I am sitting at the edge of my seat, patiently and impatiently waiting for spring to wash away the memory of salt-covered roads.

My textbooks finally arrived from Amazon along with a long-awaited purchase. Yes- I splurged 14 bucks on a CD by America (whose song is playing right now), but blasting it the other day with cold wind in my hair made it all worth it.

Talking to people recently disgusts me.

I need to come back down to earth and stop judging people. Pray for me!

I am sitting here in my room and hearing noises outside...

Cars from far away.
People talking loudly in their houses down the street.

If I close my eyes, it almost feels as if I am back in a HDB flat in Singapore and the MRT is right down the street. I hear a noise and it reminds me of the kopitiam but I know it is something else.

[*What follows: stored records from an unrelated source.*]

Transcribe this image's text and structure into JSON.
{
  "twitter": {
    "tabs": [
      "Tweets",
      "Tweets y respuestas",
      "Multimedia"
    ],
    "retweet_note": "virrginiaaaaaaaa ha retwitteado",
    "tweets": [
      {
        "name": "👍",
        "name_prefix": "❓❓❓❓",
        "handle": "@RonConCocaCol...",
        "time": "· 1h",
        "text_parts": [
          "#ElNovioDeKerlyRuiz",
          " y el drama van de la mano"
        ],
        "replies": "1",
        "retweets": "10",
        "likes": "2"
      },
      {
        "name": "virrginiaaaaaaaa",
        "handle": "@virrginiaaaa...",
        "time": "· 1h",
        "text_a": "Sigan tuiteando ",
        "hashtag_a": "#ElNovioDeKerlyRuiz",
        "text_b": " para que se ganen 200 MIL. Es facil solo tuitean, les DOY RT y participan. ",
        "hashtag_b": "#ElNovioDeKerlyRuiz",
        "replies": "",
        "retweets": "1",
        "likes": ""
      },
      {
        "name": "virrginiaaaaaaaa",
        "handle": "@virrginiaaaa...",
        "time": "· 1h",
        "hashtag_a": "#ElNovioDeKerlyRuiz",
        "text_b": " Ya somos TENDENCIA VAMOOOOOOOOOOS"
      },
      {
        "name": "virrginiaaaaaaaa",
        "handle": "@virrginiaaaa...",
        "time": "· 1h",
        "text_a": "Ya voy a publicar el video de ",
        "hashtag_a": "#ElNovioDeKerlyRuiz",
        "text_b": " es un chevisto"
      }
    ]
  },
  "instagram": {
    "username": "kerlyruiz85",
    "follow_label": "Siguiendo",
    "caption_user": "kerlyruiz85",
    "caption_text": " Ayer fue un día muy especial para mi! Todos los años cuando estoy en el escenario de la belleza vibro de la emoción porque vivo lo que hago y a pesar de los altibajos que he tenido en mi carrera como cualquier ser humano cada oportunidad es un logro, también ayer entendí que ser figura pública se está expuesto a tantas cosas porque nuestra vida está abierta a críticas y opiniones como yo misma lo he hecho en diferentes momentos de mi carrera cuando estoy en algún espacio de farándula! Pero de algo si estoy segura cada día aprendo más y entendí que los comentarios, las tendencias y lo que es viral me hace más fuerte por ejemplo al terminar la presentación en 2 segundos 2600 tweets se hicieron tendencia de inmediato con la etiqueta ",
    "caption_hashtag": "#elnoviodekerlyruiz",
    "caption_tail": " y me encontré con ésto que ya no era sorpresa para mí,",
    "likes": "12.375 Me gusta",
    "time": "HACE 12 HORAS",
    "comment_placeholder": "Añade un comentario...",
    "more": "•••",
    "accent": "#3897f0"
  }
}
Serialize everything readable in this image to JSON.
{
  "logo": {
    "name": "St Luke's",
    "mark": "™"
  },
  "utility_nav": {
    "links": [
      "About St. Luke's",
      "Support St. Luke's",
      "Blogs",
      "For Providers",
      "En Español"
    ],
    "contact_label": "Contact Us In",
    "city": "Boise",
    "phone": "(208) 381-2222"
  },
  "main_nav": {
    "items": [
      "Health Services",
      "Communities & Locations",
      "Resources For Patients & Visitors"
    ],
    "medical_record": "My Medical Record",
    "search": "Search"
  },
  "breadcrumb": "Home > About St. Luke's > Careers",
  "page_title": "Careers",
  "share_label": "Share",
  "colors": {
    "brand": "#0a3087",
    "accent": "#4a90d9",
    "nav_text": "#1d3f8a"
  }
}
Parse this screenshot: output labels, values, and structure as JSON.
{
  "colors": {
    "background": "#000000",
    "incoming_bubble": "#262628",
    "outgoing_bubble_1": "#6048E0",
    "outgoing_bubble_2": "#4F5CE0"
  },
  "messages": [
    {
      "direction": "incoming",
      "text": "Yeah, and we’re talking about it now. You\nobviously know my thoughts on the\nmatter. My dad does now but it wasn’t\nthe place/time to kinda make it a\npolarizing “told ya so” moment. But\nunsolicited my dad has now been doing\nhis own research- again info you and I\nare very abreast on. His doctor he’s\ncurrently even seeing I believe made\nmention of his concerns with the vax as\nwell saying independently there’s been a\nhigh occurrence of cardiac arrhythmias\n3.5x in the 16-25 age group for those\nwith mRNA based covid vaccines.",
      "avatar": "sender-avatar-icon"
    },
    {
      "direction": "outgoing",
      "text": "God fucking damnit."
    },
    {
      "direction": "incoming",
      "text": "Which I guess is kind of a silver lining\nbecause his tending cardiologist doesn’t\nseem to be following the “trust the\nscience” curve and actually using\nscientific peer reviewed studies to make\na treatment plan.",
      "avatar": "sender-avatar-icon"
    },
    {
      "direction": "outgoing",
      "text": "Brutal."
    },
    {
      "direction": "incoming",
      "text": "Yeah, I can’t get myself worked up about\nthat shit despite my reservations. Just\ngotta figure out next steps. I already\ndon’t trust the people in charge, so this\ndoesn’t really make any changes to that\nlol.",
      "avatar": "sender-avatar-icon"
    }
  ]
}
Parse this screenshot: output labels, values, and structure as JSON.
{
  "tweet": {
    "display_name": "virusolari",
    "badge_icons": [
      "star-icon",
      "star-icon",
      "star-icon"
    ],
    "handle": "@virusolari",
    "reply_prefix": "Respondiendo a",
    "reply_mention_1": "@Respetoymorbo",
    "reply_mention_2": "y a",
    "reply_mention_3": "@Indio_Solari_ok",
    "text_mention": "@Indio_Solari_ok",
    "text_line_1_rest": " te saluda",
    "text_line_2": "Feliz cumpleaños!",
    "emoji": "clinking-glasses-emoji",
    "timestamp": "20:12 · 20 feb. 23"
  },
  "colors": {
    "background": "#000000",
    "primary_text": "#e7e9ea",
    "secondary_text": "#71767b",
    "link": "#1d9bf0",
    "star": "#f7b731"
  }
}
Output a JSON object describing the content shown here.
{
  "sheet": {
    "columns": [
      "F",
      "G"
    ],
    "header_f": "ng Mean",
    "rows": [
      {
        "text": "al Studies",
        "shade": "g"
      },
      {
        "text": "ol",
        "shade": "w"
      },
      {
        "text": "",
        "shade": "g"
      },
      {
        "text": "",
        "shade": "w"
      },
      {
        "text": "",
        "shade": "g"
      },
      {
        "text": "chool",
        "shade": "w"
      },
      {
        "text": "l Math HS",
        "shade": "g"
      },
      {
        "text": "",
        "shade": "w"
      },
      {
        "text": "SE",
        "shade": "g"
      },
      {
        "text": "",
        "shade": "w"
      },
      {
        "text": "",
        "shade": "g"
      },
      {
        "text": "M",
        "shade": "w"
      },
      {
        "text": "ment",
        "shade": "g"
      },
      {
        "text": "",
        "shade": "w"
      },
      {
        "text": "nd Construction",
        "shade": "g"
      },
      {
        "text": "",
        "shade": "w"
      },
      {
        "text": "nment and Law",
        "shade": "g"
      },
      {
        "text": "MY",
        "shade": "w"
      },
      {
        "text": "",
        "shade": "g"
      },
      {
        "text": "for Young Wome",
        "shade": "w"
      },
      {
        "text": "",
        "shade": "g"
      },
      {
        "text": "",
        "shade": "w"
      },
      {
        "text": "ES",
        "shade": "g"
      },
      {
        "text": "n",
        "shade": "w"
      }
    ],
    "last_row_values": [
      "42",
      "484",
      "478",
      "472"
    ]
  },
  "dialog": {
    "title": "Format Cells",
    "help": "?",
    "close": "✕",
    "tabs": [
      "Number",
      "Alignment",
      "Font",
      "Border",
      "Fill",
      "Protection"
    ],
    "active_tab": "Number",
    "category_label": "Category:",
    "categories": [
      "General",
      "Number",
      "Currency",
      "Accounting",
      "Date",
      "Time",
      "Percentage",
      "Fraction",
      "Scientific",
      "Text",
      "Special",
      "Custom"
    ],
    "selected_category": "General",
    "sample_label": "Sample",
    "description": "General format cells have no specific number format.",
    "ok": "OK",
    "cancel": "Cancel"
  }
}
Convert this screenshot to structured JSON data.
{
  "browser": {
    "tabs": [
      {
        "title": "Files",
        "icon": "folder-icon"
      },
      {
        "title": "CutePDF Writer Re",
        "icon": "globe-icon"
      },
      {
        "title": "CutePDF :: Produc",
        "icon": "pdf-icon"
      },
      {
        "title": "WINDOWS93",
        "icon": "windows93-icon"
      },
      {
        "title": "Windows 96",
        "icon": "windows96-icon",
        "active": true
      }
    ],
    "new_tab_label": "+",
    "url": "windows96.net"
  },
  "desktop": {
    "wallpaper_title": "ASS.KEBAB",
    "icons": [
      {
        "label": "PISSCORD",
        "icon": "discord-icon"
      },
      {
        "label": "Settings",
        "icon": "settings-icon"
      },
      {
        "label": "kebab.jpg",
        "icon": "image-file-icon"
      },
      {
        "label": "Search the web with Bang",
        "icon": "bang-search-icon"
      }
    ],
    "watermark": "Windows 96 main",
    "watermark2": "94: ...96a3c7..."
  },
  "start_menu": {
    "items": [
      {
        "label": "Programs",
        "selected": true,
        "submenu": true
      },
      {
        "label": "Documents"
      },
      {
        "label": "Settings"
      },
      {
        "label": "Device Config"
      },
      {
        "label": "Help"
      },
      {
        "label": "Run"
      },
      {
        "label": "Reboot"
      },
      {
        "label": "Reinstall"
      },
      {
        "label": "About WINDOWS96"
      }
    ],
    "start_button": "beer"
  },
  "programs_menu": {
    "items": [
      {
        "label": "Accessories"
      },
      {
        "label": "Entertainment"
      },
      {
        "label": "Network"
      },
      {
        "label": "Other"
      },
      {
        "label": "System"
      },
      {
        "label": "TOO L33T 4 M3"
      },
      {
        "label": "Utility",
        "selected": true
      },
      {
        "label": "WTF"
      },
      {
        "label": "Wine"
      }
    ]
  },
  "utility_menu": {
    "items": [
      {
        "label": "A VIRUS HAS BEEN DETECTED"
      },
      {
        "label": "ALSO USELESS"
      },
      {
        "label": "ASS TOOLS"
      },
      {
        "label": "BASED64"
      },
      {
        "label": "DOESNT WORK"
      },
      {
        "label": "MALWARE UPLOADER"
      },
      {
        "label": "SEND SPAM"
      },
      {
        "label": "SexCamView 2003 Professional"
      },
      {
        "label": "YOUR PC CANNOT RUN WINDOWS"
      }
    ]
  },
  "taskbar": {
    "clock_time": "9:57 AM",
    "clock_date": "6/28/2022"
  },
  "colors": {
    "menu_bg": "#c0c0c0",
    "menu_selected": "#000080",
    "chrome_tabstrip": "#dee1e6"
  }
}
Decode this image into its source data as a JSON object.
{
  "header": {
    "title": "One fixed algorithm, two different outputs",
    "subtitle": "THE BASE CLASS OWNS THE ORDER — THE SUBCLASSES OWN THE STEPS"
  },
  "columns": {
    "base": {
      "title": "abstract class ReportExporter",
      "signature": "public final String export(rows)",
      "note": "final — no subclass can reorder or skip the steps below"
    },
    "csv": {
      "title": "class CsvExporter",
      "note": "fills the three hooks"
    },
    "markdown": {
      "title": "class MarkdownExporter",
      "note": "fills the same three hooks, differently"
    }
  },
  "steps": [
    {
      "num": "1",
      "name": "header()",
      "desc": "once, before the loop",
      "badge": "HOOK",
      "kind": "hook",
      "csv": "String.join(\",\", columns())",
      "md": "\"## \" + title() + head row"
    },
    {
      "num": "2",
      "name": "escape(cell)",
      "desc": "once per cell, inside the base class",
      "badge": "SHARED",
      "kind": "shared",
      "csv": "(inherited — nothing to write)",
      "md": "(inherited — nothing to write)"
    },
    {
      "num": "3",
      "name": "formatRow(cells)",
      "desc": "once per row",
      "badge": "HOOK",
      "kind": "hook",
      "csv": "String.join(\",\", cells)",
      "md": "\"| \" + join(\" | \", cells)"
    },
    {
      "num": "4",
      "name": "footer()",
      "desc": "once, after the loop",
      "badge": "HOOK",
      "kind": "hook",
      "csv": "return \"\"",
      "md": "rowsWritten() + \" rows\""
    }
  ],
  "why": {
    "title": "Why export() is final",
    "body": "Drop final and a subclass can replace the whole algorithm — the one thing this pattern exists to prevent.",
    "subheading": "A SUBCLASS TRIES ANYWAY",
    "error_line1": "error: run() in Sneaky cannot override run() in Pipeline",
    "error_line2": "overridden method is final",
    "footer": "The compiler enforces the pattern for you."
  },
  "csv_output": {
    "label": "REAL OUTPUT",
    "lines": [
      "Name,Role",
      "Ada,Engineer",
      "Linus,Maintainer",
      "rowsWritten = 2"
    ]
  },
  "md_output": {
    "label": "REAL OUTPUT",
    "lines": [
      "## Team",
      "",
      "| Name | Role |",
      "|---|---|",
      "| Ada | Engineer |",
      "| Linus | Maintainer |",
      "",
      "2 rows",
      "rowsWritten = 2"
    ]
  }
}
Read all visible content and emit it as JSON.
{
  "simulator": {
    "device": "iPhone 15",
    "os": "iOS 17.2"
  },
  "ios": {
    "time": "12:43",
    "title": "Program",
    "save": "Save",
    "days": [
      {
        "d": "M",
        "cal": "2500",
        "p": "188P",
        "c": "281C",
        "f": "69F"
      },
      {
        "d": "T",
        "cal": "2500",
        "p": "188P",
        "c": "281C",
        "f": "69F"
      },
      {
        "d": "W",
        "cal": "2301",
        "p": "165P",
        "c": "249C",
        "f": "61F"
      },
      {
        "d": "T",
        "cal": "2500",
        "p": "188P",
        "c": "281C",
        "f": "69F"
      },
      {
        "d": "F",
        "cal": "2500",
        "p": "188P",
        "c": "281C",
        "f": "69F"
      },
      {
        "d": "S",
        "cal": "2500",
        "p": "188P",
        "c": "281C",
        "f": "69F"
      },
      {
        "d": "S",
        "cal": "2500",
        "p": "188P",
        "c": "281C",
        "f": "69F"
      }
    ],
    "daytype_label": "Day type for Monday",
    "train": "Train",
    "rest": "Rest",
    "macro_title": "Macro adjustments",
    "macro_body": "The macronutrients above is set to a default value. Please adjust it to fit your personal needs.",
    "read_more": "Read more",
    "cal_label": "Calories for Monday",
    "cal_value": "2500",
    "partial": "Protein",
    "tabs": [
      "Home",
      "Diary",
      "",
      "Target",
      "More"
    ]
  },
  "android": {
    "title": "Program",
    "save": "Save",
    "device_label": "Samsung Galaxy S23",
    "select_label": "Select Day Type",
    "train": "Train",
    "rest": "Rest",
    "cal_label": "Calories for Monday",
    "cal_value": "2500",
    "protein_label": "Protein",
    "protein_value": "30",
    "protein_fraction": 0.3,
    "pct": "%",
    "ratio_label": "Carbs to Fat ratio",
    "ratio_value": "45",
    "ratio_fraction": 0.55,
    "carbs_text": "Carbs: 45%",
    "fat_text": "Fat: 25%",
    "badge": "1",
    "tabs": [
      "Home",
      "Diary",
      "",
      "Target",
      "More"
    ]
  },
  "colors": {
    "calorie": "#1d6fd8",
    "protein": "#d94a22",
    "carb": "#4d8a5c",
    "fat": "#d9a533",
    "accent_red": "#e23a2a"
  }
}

Sometimes when home seems far away, all it really takes is some imagination and


Sentimental much?

You know, the funny thing is that it's not so much of missing Singapore...
Yes I miss buildings and nature, food, friends, memories, experiences. But at this point in my life, I cannot say honestly that Singapore is my "home". Nor can I say that America is my "home".

In a sense, I feel homeless.

I have such strong feelings of connections to Singapore, Pennsylvania, Washington, New Jersey, even China. So much so that I feel my heart divided.

What I miss is being with people whom I know care about me. A genuine warm fuzzy blanket of people that I used to have in all these places. I miss feeling a certain way in all these places. Whether it's rollerblading down east coast park, lying on my parents' deck in the summer sunshine, sitting next to the fire in the mountains, running in Bayonne park, living in my ancestral village...


Places. People.


As we travel and leave them behind, we leave pieces of us behind.

I'm just pissed that Singapore Day is in London this year.